C: What’s next after this tour? Any festival plans for the summer?
KG: We did SXSW last year and there’s a great vibe there, we’re really looking forward to that. We’re also doing a few other festivals over the summer and yeah I think we’re going to be doing more DJ sets and hopefully later on in the year another live tour.
C: Any chance we’ll be seeing you in Chicago this summer?
KG: Yeah hopefully. I think there’s definitely some stuff in the books that hasn’t been confirmed yet, but yeah we love playing in Chicago and definitely want to come back in the summer.
C: What’s your favorite record of 2015 so far?

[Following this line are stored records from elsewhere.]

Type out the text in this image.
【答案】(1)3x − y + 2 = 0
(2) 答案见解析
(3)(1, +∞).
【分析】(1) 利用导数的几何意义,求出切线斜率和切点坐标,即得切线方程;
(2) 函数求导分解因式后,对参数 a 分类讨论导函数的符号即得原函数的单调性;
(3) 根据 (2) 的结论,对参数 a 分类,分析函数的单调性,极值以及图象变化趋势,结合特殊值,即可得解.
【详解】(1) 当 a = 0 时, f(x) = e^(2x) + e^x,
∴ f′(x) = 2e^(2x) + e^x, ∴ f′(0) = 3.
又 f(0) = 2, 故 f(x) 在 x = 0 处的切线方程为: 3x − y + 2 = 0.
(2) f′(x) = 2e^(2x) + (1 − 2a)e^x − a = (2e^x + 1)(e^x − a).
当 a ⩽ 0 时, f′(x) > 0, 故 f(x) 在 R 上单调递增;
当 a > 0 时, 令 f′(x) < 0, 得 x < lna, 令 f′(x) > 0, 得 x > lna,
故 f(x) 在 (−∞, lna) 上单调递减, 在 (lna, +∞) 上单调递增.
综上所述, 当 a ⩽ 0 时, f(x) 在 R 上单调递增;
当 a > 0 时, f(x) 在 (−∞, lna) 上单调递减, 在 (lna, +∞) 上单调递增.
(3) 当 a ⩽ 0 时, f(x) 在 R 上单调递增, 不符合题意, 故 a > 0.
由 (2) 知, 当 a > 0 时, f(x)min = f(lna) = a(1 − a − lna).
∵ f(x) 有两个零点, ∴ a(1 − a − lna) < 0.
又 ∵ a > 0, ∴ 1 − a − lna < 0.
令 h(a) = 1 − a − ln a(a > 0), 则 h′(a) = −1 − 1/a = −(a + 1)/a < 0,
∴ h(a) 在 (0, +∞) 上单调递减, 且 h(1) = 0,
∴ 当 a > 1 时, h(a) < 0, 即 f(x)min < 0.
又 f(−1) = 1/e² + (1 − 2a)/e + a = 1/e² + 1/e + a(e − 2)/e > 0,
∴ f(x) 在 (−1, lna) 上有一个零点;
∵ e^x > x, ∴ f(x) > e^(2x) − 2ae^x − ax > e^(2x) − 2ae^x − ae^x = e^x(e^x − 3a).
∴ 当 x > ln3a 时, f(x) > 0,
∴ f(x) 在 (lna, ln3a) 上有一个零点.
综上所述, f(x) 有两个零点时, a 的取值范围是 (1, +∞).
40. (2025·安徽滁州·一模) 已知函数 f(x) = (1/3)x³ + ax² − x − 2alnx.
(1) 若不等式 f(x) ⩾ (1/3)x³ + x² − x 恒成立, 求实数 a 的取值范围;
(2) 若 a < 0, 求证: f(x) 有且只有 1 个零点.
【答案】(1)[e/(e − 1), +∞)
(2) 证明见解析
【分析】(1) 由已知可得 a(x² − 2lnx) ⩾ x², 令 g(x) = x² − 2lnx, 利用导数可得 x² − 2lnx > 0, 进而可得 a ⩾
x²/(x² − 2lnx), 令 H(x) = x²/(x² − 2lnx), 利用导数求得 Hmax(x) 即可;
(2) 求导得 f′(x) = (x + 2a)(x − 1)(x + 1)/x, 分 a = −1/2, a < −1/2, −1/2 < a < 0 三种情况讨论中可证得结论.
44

KG: There’s a new Paul Woolford track we’ve been playing out a lot. It’s actually called "MDMA", but we’re big fans of Paul Woolford. We’re loving that at the moment. Other than that we haven’t had that much time to check out new albums, but it’s cool to check SoundCloud and see what new talent there is out there. We are planning on starting up a label this year as well to showcase new artists.
That’s definitely something that we are getting more and more into. I think when we first started our careers separately, we owed a lot to established artists checking their inboxes and it’s cool to pay some of that back to other new artists.